- App cover
- Developer: Kung Fu Factory
- Publisher: Nickelodeon
- Series: SpongeBob SquarePants
- Platforms: iOS, Android
- Release: June 6, 2013 - June 24, 2021 (8 years, 18 days)
- Genre: City-building
- Mode: Single-player

= SpongeBob Moves In! =

2013 video game

SpongeBob Moves In! was a city-building game originally created and developed by Los Angeles–based game developer Kung Fu Factory and published and distributed by Nickelodeon; the video game is based on the American animated television series SpongeBob SquarePants. It was first released for iOS on June 6, 2013, and became delisted and inactive on June 24, 2021.

In the game, players could build Bikini Bottom to their own tastes and were tasked with keeping the residents happy by making all their wishes fulfilled. As players advanced in the game, they could unlock exclusive-to-the-app stories about how their characters first arrived in the town. These stories were written by the show's writing staff, and were told through animated shorts. A spiritual successor to the game, SpongeBob Adventures: In a Jam, was published by Tilting Point and released on digital storefronts in early 2023.

==Gameplay==

Gameplay in process

In SpongeBob Moves In!, players can customize the look of Bikini Bottom with different characters, buildings, and accessories. In the ongoing quest to keep the residents happy by granting their wishes, players can fill the town's happiness meter by collecting happiness. The Bikini Bottom inhabitants wish for food and gifts from various Bikini Bottom establishments, such as Krabby Patties from the Krusty Krab. Once their wish was granted, the player could collect gold coins, happiness, or a recipe to add to their collection. When the happiness meter is filled, players advance to the next level in the game, earning coins, game experience, and unlocking more quests, buildings, and accessories to buy in the store.

Throughout the game, players earn gold coins and jellyfish jelly as rewards for performing various activities like fulfilling wishes, adding buildings, making recipes, collecting rent, and expanding their city. Players could purchase additional land area, ingredients, buildings, and decorations using the game coins and jellyfish jelly they earned.

==Release ==
The game was released worldwide through the App Store for iPhone, iPad, and iPod Touch on June 6, 2013. Steve Youngwood, the General Manager for Digital at the Nickelodeon Group said "Millions of fans around the world experience the fun and magic of SpongeBob on television every day, and now they can live out their very own Bikini Bottom adventures with SpongeBob Moves In! whenever and wherever they want." The game cost $3.99 (prior to $1.99 on release) to purchase, but then had in-app purchases ranging in price from $0.99 up to $99.99.

== Closure ==
In early 2021, it was revealed that SpongeBob Moves In! would close at the end of May 2021. No reason was provided on the cause of the closure, but it was most likely due to expiring licensing rights. Despite this, the game could still be downloaded and played until June 24, 2021, when it was officially removed from digital storefronts.

==Reception==

Since the release of the game, SpongeBob Moves In! was one of the top apps on the App Store. For the week ending July 1, 2013, the game ranked at #6 at the App Store Official Charts of Top Paid iPhone Apps, and on #4 at the Top Paid iPad Apps. The following week, the game was ranked at #5 at the Top Paid iPad Apps.

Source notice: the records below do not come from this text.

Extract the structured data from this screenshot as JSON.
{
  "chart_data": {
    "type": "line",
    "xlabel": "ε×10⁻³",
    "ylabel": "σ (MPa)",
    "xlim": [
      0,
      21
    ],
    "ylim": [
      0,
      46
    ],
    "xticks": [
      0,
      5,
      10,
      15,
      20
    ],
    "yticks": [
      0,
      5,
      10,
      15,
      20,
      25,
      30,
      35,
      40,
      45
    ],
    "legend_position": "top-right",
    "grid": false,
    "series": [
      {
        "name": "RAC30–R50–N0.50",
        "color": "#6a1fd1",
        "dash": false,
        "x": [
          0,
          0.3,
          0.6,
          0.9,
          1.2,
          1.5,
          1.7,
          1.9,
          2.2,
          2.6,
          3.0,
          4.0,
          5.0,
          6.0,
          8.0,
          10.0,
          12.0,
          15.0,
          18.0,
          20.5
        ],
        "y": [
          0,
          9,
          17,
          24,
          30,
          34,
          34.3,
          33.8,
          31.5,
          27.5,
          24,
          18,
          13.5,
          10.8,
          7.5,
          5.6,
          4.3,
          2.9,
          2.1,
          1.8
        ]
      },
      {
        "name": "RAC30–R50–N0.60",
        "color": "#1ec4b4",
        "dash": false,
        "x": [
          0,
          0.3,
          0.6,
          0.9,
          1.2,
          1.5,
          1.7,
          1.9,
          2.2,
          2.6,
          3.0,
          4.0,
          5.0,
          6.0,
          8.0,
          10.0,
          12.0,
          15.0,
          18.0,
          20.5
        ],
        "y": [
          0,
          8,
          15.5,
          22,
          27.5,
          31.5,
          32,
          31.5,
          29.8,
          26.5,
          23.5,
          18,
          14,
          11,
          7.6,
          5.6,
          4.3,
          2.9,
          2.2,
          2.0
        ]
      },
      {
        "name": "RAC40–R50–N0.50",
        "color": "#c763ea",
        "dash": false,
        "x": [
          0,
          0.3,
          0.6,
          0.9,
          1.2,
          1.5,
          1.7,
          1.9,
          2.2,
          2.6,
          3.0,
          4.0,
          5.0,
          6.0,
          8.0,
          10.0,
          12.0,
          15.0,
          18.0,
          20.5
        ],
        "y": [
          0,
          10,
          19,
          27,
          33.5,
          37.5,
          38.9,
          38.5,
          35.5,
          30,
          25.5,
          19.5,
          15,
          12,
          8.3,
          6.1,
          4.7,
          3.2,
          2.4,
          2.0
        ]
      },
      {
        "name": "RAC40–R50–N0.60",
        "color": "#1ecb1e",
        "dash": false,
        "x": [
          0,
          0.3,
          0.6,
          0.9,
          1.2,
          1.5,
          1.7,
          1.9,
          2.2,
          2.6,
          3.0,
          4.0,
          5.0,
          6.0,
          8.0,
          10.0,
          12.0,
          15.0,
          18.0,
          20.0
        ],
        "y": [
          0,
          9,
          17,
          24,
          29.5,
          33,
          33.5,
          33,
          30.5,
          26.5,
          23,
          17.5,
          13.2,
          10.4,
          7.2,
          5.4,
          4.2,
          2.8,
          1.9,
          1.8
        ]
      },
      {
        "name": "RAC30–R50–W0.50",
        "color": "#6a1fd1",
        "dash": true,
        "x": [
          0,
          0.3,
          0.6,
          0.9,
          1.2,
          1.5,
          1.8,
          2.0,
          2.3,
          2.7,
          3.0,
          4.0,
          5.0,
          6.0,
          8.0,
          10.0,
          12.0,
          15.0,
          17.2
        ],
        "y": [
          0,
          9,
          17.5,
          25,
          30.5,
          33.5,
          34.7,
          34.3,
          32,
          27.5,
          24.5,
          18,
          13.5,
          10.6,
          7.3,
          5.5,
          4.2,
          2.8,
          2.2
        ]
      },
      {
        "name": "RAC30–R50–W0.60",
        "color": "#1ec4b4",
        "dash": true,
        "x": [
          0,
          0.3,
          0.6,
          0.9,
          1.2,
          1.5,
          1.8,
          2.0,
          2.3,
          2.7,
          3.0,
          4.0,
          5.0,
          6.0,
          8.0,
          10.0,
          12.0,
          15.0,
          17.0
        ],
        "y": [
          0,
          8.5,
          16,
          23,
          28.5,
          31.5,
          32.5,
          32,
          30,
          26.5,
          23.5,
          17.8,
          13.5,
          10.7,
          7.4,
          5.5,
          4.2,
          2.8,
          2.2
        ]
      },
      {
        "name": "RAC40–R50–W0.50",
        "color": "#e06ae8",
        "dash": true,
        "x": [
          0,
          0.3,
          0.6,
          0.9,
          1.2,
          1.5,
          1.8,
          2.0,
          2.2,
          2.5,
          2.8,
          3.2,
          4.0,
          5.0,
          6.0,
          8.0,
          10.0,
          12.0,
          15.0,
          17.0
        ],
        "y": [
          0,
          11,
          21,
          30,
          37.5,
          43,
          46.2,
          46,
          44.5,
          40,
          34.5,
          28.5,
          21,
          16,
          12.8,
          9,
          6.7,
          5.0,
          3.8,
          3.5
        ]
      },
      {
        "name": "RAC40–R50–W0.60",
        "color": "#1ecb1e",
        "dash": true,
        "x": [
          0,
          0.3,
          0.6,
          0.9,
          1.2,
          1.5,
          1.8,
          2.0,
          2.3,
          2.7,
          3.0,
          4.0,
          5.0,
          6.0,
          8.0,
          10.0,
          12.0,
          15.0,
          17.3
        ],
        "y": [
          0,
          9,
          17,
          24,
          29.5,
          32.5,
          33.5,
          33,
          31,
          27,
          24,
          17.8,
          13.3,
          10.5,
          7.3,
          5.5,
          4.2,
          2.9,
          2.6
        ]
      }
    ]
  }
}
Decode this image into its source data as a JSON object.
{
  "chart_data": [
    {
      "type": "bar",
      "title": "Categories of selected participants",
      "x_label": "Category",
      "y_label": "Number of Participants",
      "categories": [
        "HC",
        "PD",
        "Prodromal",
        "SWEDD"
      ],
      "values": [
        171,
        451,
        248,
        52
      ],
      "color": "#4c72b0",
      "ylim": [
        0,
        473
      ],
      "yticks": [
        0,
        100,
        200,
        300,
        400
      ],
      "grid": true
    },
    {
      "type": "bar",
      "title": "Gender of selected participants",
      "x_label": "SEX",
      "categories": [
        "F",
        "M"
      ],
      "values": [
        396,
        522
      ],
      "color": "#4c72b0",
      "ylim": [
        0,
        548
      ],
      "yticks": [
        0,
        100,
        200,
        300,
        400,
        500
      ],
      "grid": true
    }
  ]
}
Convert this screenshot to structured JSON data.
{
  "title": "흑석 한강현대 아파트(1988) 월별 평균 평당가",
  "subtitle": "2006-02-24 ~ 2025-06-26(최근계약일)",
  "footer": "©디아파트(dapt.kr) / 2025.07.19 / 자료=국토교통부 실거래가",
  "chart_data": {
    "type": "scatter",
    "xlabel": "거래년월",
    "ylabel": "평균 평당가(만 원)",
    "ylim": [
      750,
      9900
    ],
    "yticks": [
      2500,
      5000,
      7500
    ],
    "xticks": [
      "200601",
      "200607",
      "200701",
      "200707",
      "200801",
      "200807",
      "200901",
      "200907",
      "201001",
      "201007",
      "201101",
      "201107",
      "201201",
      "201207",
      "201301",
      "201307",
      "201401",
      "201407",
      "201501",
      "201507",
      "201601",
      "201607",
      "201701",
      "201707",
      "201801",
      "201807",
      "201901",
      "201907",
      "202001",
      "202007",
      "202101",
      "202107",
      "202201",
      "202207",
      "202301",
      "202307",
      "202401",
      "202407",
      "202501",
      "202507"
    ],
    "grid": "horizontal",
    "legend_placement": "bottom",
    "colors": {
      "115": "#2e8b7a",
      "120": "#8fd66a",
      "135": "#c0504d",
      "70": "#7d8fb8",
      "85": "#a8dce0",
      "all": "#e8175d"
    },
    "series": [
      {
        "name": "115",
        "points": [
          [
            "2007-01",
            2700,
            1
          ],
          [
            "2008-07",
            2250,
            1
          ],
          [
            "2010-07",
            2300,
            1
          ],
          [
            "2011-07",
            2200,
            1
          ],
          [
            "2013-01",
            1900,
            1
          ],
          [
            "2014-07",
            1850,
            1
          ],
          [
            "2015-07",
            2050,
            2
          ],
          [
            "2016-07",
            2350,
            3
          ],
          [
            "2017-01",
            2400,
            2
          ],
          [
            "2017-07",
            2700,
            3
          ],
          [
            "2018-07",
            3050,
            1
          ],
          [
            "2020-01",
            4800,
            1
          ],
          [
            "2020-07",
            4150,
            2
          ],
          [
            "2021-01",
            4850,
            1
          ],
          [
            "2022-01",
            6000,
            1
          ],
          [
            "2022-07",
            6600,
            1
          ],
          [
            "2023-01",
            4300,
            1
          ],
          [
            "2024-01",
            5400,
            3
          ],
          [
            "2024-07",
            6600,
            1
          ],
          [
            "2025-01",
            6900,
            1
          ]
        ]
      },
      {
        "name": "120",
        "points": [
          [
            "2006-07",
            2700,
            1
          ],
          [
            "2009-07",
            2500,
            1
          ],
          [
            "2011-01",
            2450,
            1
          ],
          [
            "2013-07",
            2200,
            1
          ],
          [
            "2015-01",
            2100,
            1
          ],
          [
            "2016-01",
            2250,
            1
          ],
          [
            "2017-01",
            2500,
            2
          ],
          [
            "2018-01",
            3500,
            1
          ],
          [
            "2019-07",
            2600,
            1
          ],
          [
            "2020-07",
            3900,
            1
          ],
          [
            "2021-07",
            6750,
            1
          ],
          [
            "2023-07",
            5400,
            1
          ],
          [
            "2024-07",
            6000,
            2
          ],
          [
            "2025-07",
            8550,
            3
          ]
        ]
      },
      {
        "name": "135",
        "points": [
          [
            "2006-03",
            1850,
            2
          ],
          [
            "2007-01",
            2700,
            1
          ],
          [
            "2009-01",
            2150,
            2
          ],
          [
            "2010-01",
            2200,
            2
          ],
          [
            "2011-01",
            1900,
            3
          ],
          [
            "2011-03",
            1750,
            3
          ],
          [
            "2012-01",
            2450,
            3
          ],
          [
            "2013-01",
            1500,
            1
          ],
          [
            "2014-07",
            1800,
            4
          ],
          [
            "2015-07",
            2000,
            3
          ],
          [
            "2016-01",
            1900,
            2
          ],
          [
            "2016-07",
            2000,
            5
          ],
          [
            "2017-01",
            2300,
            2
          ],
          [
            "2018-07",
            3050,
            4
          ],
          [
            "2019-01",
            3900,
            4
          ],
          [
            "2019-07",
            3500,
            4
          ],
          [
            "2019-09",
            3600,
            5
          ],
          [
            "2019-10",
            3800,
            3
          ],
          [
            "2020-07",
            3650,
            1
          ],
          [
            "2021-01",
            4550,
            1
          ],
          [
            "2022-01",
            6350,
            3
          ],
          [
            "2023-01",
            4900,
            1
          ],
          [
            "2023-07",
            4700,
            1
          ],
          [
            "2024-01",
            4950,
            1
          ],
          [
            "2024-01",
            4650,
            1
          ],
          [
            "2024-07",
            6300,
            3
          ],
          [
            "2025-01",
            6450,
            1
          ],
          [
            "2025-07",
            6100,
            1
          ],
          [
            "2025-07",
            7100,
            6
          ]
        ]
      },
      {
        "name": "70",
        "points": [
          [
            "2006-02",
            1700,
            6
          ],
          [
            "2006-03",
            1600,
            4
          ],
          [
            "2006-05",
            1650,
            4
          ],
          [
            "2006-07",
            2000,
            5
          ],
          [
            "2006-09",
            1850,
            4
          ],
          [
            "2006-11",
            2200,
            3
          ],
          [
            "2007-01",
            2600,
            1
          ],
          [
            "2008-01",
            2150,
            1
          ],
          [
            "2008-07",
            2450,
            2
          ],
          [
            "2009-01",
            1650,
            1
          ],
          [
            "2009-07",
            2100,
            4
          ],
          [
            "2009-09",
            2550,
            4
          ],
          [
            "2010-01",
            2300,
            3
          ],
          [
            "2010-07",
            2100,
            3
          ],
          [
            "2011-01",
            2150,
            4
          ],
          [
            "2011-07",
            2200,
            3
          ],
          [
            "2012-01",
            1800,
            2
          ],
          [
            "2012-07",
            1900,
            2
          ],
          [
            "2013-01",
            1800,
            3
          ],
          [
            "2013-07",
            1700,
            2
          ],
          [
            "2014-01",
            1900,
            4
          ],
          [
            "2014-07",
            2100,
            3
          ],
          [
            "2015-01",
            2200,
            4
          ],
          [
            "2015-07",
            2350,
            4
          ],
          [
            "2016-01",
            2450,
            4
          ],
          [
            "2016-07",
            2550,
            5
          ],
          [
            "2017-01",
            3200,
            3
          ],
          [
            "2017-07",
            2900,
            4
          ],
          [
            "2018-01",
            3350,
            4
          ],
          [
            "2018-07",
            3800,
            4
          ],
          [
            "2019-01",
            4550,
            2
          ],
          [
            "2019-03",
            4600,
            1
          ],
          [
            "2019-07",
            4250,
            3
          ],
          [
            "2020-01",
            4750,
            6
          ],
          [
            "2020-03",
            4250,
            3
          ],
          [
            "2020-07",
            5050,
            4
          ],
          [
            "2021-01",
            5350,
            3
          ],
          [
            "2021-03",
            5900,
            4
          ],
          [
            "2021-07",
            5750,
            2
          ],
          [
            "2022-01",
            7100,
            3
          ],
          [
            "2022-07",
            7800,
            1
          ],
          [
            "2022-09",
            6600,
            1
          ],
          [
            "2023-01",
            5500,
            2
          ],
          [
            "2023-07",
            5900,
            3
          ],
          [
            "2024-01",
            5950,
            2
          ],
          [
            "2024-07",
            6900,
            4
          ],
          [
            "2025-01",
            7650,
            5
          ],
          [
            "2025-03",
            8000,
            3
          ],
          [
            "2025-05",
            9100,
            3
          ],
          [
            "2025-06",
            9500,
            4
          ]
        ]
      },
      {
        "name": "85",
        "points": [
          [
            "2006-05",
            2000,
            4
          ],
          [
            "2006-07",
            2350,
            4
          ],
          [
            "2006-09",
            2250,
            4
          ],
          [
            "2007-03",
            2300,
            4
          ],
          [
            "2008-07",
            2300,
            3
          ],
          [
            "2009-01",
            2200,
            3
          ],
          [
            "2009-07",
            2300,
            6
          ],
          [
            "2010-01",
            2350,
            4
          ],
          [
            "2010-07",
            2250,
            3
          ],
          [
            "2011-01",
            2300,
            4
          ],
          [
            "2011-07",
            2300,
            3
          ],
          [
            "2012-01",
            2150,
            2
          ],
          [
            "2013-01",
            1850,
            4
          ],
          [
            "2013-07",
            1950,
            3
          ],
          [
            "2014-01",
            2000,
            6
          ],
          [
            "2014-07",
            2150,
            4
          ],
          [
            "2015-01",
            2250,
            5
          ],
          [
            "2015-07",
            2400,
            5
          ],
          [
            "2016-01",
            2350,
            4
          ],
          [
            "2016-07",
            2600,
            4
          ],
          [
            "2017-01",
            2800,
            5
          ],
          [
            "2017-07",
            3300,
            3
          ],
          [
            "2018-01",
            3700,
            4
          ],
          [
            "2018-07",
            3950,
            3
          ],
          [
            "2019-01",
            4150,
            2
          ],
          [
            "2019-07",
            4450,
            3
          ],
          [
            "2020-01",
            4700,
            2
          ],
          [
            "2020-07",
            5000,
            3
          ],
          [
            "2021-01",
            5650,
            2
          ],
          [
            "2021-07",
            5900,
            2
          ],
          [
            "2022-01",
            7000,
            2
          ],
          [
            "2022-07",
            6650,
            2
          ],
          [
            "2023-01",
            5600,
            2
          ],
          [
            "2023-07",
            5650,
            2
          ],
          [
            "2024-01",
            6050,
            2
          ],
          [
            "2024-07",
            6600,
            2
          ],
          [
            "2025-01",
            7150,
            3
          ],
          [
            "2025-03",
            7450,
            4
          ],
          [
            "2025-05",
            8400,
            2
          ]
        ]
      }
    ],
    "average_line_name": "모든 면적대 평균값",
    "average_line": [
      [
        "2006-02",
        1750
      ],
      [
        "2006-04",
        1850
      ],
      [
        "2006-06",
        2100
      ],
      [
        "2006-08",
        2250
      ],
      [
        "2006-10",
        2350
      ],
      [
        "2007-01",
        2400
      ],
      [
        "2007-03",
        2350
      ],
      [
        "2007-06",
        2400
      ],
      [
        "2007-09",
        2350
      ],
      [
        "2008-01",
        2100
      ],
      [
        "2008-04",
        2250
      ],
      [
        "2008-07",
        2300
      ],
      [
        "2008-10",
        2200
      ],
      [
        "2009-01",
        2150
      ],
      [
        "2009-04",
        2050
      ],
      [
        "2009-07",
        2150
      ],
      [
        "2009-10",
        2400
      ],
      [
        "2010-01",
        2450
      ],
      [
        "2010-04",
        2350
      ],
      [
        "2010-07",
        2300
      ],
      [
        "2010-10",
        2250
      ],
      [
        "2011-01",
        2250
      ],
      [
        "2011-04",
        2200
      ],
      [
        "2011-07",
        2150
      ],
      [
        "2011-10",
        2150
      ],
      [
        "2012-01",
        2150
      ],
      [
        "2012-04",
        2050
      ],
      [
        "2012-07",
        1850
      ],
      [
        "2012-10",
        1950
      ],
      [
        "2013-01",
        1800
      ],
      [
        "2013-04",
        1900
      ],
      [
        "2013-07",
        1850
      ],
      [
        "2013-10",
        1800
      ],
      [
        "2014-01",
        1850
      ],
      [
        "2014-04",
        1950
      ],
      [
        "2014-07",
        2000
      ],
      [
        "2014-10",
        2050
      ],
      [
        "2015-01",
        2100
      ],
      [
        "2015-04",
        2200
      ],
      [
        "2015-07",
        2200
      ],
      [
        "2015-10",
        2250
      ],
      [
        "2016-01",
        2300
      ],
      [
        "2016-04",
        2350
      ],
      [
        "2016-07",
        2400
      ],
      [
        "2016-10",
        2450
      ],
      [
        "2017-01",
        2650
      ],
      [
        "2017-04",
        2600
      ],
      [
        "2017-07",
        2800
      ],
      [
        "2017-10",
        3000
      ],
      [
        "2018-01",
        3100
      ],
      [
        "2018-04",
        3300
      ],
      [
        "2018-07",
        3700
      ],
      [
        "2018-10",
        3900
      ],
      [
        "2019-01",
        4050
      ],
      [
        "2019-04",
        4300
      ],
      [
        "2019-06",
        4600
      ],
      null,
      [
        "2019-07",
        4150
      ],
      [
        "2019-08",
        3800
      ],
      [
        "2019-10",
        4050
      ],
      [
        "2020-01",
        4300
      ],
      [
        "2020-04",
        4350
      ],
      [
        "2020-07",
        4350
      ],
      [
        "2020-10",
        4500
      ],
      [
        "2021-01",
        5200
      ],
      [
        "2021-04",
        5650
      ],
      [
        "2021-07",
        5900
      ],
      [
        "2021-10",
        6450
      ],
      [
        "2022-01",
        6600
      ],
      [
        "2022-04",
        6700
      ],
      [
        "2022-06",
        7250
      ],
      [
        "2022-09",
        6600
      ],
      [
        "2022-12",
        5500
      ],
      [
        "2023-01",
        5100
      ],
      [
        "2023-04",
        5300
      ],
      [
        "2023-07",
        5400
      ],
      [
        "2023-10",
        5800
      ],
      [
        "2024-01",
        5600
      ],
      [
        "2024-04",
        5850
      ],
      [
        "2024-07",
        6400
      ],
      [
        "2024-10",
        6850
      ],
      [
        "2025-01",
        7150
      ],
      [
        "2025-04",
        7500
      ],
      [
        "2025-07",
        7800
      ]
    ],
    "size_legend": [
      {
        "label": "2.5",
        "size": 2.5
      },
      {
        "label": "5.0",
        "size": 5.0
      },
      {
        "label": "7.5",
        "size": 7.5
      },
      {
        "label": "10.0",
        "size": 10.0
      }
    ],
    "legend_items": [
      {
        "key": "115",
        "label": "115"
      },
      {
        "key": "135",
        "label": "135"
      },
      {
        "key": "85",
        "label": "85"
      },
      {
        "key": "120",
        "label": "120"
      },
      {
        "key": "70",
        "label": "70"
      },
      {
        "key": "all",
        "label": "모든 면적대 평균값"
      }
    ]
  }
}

SpongeBob Moves In! received mixed reviews from critics, mainly due to the in-app purchases that are expensive. Peter Willington of Pocket Gamer said "I do still love the music, and it's clearly the best aspect of the game - but if that's what you're after then you're probably better off watching this rather than shelling out your hard-earned money." SpongeBob Moves In! is also among the ten mobile games for kids with £69.99 in-app purchase options, as chosen by The Guardian staff Stuart Dredge. Amy Cheung of iTouchApps.com said "For the love of god if you do download this for your kids make sure your in app purchases are turned off or else you can expect a pretty hefty credit card bill at the end of the month." She added "To me SpongeBob Moves In! offers nothing new and the fact that it is not even a free download makes this a game I in no way can recommend." David Oxford of Slide To Play said "Crazy how the more meta aspects of the game are more interesting and truer to the show than the actual game itself, isn't it?"

Pip Elwood of Entertainment-Focus gave the game 6 out of 10 stars and wrote "SpongeBob Moves In! is an addictive game. We whiled away hours playing it and found it a joy to be immersed in Bikini Bottom." He added "We think the in-app purchases should be reconsidered but overall we enjoyed it."